Birth control is nothing more or less than the facilitation of the process of weeding out the unfit, of preventing the birth of defectives or of those who will become defective.
5) “Human beings who never should have been born at all.”
In “The Pivot of Civilization” and “A Plan for Peace,” Sanger describes the eugenic value of eliminating persons – minorities, the sick, and the disabled – through sterilization or segregation:
Our failure to segregate morons who are increasing and multiplying … demonstrates our foolhardy and extravagant sentimentalism … [Philanthropists] encourage the healthier and more normal sections of the world to shoulder the burden of unthinking and indiscriminate fecundity of others; which brings with it, as I think the reader must agree, a dead weight of human waste.
Instead of decreasing and aiming to eliminate the stocks that are most detrimental to the future of the race and the world, it tends to render them to a menacing degree dominant … We are paying for, and even submitting to, the dictates of an ever-increasing, unceasingly spawning class of human beings who never should have been born at all.
The main objects of the Population Congress would be to apply a stern and rigid policy of sterilization and segregation to that grade of population whose progeny is tainted, or whose inheritance is such that objectionable traits may be transmitted to offspring[;] to give certain dysgenic groups in our population their choice of segregation or sterilization.
6) “I think the greatest sin in the world is bringing children into the world – that have disease from their parents.”
In an 1957 interview with journalist Mike Wallace, Sanger advocated that the greatest evil is a family that chooses to bring children into the world.
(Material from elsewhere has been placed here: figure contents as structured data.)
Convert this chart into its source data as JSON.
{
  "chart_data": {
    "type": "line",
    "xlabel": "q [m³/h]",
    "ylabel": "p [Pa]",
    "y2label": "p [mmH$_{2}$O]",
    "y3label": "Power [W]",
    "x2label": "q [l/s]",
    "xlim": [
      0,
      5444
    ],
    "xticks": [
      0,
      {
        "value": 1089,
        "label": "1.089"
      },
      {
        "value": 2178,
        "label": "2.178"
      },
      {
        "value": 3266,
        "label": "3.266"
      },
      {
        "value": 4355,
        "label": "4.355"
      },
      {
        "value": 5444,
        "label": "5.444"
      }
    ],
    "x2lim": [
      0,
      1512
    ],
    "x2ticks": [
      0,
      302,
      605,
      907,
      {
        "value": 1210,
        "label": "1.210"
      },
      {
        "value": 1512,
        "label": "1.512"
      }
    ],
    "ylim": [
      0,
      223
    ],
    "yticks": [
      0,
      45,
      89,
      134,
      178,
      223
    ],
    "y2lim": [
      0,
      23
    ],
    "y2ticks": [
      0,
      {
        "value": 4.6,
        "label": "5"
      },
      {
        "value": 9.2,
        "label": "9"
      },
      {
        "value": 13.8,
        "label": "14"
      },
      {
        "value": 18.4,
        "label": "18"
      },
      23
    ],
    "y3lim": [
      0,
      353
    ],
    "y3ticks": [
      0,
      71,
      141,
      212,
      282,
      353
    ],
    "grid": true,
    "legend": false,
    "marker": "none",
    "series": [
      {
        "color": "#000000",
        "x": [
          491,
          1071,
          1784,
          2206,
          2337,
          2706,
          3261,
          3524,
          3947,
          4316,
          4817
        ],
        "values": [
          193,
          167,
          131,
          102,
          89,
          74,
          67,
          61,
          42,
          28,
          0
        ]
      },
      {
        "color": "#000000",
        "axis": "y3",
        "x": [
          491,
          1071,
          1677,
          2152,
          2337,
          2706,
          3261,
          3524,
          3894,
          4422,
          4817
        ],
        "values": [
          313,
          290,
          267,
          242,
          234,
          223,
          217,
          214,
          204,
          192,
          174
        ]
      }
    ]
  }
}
Sanger, who advocated for a system requiring every American family to submit a request to the government to have a child, told America Weekly in 1934 that it has “become necessary to establish a system of birth permits.”
I think the greatest sin in the world is bringing children into the world – that have disease from their parents, that have no chance in the world to be a human being practically. Delinquents, prisoners, all sorts of things just marked when they’re born. That to me is the greatest sin – that people can – can commit.
7) “I believe that there should be no more babies in starving countries for the next 10 years.”
In a 1947 interview that surfaced via the British Pathe, Sanger described her desire for women to cease completely from having children for 10 years. When asked by reporter John Parsons if such a theory is anti-social, Sanger replied, “On the contrary. It seems to me that it is more practical and humane.”
Reporter: “What about the women who want babies now and in 10 years will not be able to have babies? How impractical, don’t you think?”
Sanger: “Oh, John, you sure ask hard questions. I should think that instead of being impractical, it is really very practical and intelligent and humane.”
Reporter: “But Mrs. Slee, in this country, having babies is the only thing left which is both unrationed and untaxed. Do you think that we really ought to stop?”
Sanger: “Well, I suppose a subject like that is really so personal that it is entirely left to the parent to decide, but from my view, I believe there should be no more babies in starving countries for the next 10 years.”
While the radical ideologies of Planned Parenthood’s founder permeated her writings, the abortion giant’s willingness to profit off the targeted killings of black Americans through abortion is still true today. As documented in a Live Action undercover investigation, the abortion giant is willing to bankroll the destruction of black lives for profit.
Dr. Alveda King, niece of the late Dr. Martin Luther King, Jr., remarked about the error of Planned Parenthood’s abortion-on-demand corporate ideology:
The most obvious practitioner of racism in the United States today is Planned Parenthood, an organization founded by the eugenicist Margaret Sanger and recently documented as ready to accept money to eliminate black babies.